The Black Belt Community Foundation (BBCF), which serves 12 counties in rural Alabama, was recently awarded a $3 million grant by the Kellogg Foundation. The purpose of the grant is to advance a shared agenda in Selma, Alabama, that eliminates institutionalized racism through data-driven systemic change with a focus on narrative change, racial healing and relationship building, law, separation and economy by implementing the Truth, Racial Healing & Transformation (TRHT) framework.
“TRHT’s purpose is to improve our ability as communities and as a country to see ourselves in each other, so that we can share a more equitable future for all children to thrive,” said La June Montgomery Tabron, president and CEO of the Kellogg Foundation. “This work is essential because we must bridge the divides in our country. Now more than ever, we must all act in big and small ways to help people heal from the effects of racism.”
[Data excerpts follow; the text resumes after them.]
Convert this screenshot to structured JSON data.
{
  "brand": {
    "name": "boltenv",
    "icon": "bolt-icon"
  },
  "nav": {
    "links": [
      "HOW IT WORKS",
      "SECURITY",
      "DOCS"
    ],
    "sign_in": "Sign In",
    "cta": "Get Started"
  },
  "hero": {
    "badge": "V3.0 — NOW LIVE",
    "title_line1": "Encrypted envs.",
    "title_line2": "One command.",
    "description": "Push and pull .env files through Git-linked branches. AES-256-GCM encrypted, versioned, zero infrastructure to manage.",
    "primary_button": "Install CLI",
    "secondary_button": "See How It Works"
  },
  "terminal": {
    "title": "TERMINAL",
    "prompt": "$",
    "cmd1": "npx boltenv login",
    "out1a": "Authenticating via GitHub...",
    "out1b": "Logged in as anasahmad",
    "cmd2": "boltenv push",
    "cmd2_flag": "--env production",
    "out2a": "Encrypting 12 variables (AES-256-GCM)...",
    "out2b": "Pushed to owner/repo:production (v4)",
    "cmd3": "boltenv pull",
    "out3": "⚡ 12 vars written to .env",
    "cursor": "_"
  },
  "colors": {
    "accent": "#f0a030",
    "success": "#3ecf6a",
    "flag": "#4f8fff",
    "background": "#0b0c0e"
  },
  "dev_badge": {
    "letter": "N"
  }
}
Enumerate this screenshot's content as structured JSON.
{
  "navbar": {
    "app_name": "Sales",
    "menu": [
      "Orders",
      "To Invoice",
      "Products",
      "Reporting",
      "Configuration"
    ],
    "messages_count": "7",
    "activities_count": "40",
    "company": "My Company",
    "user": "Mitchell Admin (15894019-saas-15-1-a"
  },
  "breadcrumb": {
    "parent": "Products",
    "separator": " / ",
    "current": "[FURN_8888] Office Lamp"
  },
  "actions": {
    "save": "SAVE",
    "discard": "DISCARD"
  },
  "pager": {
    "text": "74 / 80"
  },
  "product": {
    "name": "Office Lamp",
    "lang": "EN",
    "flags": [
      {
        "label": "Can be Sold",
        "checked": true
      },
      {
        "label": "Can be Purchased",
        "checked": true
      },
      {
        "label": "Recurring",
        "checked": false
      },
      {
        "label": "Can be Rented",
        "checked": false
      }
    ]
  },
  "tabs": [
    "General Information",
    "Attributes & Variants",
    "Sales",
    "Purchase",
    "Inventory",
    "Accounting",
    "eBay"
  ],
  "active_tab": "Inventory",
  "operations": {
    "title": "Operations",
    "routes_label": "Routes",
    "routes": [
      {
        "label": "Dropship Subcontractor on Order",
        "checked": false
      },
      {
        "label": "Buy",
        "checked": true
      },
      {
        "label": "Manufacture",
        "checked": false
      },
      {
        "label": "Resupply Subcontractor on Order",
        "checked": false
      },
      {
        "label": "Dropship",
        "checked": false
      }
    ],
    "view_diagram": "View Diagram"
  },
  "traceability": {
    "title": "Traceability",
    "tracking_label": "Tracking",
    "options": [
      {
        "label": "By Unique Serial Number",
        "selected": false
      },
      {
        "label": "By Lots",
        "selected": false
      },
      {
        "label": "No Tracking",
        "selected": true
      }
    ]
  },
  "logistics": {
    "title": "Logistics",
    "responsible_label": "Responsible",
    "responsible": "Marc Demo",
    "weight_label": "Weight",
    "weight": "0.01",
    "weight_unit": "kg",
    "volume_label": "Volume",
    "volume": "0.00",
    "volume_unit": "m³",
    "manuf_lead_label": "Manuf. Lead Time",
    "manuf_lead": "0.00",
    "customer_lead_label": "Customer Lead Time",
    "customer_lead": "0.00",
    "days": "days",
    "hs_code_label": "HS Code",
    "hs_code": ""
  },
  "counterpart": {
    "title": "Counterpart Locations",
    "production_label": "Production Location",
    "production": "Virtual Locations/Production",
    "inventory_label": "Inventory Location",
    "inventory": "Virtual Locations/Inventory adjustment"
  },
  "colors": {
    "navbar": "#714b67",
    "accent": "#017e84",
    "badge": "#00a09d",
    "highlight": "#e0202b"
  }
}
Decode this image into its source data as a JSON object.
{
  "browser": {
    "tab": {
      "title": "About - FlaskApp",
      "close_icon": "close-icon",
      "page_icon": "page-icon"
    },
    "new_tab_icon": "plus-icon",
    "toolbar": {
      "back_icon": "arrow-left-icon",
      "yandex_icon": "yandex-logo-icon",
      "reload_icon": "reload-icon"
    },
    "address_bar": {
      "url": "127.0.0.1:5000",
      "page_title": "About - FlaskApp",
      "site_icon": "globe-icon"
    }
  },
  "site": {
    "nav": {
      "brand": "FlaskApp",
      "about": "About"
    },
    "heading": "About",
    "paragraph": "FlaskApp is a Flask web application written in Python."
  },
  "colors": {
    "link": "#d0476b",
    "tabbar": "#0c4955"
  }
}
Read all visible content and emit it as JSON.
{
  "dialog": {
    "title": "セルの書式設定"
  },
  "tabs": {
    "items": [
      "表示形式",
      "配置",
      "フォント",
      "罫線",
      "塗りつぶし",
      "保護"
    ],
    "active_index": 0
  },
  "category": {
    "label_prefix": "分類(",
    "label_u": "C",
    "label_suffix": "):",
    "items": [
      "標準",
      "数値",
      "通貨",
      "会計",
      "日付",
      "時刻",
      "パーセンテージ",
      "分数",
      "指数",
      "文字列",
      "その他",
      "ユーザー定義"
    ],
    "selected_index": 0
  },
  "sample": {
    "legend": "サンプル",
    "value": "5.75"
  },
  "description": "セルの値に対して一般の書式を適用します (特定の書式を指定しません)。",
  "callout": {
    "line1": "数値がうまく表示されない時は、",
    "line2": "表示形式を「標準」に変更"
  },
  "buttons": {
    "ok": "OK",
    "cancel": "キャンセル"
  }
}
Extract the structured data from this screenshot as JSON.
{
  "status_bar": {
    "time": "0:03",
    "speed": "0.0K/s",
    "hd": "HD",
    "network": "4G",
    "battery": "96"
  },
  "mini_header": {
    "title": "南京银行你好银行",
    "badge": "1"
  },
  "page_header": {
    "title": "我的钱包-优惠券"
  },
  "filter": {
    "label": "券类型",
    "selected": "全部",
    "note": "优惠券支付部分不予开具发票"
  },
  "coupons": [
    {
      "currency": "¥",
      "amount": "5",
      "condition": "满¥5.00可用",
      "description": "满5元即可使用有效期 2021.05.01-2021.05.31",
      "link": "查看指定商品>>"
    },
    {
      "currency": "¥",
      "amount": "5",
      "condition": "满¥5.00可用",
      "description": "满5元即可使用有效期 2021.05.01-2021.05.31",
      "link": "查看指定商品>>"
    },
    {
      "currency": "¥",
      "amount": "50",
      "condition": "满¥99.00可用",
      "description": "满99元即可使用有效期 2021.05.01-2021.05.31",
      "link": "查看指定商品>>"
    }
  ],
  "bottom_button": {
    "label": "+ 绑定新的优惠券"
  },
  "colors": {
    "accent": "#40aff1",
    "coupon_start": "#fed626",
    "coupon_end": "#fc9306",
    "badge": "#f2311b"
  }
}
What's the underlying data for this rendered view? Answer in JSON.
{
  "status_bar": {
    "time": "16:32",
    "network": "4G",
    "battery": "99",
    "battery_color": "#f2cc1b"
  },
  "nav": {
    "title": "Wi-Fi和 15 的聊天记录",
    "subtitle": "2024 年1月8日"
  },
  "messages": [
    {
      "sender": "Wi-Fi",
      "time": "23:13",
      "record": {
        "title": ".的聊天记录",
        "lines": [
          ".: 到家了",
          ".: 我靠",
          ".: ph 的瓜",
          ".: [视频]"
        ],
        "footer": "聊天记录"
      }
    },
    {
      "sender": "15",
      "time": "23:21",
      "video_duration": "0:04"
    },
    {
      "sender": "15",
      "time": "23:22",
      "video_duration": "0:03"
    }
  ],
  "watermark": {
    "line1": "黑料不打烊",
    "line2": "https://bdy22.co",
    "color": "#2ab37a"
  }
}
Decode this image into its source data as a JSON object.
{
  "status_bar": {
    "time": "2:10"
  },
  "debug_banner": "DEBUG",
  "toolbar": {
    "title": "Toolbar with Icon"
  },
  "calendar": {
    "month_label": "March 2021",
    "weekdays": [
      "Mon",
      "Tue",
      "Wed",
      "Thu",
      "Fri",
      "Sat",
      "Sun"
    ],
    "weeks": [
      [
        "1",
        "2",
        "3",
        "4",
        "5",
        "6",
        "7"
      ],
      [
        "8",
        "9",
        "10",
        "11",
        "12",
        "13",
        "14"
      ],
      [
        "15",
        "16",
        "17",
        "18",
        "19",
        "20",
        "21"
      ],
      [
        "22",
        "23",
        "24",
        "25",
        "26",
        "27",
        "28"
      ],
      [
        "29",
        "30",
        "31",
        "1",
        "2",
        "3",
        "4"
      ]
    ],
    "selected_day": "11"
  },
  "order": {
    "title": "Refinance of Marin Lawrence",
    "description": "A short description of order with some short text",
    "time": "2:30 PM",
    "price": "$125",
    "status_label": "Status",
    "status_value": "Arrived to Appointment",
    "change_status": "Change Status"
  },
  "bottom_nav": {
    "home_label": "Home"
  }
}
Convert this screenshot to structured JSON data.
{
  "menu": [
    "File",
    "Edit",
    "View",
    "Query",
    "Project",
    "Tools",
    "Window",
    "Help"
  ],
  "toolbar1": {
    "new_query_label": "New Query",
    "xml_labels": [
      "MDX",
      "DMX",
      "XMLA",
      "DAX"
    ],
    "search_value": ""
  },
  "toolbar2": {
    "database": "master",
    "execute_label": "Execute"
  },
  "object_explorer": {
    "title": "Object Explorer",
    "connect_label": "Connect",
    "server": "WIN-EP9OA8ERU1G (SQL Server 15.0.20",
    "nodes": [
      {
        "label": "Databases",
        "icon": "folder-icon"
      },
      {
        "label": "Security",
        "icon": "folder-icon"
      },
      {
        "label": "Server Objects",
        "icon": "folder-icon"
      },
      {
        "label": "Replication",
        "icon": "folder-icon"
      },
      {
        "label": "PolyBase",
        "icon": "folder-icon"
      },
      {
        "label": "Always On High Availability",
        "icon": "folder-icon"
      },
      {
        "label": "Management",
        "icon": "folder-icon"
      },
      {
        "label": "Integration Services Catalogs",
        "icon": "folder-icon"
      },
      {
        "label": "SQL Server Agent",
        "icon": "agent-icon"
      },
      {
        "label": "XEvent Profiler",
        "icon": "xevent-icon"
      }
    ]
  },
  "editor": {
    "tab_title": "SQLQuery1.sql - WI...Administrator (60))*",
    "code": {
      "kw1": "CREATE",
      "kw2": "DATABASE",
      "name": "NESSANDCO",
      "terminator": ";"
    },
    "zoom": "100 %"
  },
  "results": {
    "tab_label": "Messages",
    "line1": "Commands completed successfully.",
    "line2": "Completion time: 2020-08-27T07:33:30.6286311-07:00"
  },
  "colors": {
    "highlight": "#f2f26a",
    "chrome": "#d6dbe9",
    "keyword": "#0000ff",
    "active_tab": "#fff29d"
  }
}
Even with such a significant investment, BBCF and its collaborative partners are facing a daunting task. While much of the country has benefited from the community organizing and sacrifices made throughout the Black Belt region, Selma continues to be haunted by political, economic and social echoes that originated long before Blood Sunday. The Kellogg Foundation grant is a good start, but the work will span at least four years and requires significant contributions from other major donors who are committed to helping to change the racial narrative in this country.